Design flaw may have caused three deaths in summer plane crash
Flaps shown blocking door. Photo courtesy of the Transportation Safety Board
A design flaw in a flipped Cessna U206G aircraft could be part of what caused the death of three passengers.
On August 16th, 2018 an Air Simpson float-equipped plane’s wing caught in the water during the landing decent causing the plane to flip. The pilot and front passenger were able to get out of the plane, but three passengers drowned in the cabin. The plane sunk in Little Doctor Lake, outside of Fort Simpson.
The Transportation Safety Board has released a report stating the aircraft had its flaps positioned where it was blocking the rear cargo doors. The board also states the impact force was within the range of survivability and that no passengers received immobilizing injuries.
The pilot dove back into the water to attempt to assist the three passengers in the cabin but was unable to open the door as it was locked from the inside. The investigation was unable to determine the efforts made by the three passengers in the cabin to escape the cabin.
The three passengers who died as a result of the crash were 33-year-old Geoffrey Dean, 72-year-old Jean Edelman and 72-year-old Stewart Edelman.
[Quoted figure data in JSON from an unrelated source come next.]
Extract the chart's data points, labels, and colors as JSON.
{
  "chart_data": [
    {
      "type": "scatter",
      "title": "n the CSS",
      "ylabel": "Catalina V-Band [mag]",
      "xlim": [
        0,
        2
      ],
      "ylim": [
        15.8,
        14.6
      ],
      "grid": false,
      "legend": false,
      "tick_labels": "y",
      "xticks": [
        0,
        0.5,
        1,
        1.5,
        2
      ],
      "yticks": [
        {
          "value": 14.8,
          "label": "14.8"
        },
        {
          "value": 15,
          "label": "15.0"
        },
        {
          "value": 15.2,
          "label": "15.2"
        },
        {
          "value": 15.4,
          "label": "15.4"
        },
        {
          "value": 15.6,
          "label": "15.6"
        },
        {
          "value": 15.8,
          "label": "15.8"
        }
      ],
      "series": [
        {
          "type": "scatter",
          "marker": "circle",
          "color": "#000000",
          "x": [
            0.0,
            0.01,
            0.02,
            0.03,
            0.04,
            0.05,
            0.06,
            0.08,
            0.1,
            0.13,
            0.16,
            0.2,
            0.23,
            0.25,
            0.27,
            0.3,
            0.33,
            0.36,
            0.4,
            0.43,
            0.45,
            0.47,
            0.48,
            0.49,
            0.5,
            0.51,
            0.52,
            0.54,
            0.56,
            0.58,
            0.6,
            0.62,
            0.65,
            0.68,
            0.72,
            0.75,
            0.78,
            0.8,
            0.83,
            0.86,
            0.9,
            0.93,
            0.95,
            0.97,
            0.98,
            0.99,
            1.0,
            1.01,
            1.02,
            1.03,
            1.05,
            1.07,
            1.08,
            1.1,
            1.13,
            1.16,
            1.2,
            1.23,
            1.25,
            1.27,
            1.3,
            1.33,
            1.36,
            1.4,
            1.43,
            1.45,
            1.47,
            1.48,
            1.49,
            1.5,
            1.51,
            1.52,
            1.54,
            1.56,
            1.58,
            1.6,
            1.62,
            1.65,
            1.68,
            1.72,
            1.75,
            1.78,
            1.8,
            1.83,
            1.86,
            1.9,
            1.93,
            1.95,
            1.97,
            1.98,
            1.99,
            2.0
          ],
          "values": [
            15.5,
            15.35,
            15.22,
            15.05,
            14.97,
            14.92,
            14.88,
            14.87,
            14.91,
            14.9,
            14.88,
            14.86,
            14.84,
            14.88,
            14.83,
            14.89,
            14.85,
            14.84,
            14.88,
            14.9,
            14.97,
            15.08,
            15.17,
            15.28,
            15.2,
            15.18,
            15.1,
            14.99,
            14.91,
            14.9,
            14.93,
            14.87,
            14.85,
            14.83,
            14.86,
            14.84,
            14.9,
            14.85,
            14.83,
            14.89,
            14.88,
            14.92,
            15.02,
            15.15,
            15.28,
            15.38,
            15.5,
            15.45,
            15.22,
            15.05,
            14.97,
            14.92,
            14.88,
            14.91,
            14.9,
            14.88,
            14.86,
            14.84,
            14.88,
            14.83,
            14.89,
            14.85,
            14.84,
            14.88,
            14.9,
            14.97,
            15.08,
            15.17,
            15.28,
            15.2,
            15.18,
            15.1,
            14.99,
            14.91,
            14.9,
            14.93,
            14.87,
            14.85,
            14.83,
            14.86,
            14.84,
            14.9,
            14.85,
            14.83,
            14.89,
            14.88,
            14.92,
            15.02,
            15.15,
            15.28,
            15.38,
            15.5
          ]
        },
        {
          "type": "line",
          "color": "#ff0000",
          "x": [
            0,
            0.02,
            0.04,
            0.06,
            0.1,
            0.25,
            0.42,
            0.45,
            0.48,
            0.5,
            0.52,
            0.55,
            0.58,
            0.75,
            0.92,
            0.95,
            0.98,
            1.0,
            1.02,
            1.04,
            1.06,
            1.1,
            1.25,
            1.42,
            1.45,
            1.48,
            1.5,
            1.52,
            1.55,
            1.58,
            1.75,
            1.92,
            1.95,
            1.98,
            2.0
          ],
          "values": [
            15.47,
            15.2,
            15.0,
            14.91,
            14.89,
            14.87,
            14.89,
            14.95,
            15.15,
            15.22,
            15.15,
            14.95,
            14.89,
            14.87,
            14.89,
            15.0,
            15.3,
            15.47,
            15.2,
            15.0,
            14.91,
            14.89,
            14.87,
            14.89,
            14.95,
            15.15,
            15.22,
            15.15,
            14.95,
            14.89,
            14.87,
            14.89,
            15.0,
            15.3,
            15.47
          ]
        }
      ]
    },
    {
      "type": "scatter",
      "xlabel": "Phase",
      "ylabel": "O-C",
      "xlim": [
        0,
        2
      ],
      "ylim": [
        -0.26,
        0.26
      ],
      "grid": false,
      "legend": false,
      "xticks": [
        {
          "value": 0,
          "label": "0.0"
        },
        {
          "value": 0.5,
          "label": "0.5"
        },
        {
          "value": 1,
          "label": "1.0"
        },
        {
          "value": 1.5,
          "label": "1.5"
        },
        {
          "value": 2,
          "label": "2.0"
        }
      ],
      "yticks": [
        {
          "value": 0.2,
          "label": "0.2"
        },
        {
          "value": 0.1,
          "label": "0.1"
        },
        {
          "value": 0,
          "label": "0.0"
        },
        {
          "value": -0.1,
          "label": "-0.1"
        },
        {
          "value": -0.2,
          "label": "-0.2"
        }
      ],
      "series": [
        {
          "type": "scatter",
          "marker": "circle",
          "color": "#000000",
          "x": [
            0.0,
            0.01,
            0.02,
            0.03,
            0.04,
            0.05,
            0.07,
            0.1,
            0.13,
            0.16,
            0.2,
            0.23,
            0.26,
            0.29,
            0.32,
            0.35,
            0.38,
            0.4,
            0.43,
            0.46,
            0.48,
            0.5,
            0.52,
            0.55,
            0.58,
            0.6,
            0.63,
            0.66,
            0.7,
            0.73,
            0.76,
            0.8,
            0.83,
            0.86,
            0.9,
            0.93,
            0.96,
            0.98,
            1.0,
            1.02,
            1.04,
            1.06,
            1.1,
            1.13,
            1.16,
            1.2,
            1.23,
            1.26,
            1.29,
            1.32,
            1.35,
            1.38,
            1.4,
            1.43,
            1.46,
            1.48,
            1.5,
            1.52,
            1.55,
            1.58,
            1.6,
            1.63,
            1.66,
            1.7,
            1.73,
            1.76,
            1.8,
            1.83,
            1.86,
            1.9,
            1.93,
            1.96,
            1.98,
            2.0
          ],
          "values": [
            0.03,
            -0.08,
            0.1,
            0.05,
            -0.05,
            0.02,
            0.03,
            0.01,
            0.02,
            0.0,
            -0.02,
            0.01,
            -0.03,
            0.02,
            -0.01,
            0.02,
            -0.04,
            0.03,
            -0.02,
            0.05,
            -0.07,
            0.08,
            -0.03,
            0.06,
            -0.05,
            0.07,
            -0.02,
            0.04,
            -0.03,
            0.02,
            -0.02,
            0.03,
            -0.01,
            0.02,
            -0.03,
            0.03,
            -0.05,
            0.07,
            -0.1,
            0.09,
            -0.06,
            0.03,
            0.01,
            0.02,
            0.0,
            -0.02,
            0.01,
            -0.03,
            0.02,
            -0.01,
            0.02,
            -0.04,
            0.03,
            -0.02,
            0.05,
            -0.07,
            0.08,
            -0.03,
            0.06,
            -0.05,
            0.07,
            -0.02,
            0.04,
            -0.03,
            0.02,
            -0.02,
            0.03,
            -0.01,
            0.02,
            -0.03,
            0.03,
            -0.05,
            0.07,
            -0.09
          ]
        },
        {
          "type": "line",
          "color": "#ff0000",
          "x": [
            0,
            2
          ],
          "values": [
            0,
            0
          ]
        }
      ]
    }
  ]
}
An examination of the plane determined the cabin door handles were placarded as required. The doors and door frames were not damaged or distorted during the accident and all doors and latches functioned normally.
The Transportation Safety Board says that there have been five accidents in the US and Canada since 1989 where the door was blocked by the extended flaps. The Transportation Safety Board notes that the investigation is still ongoing.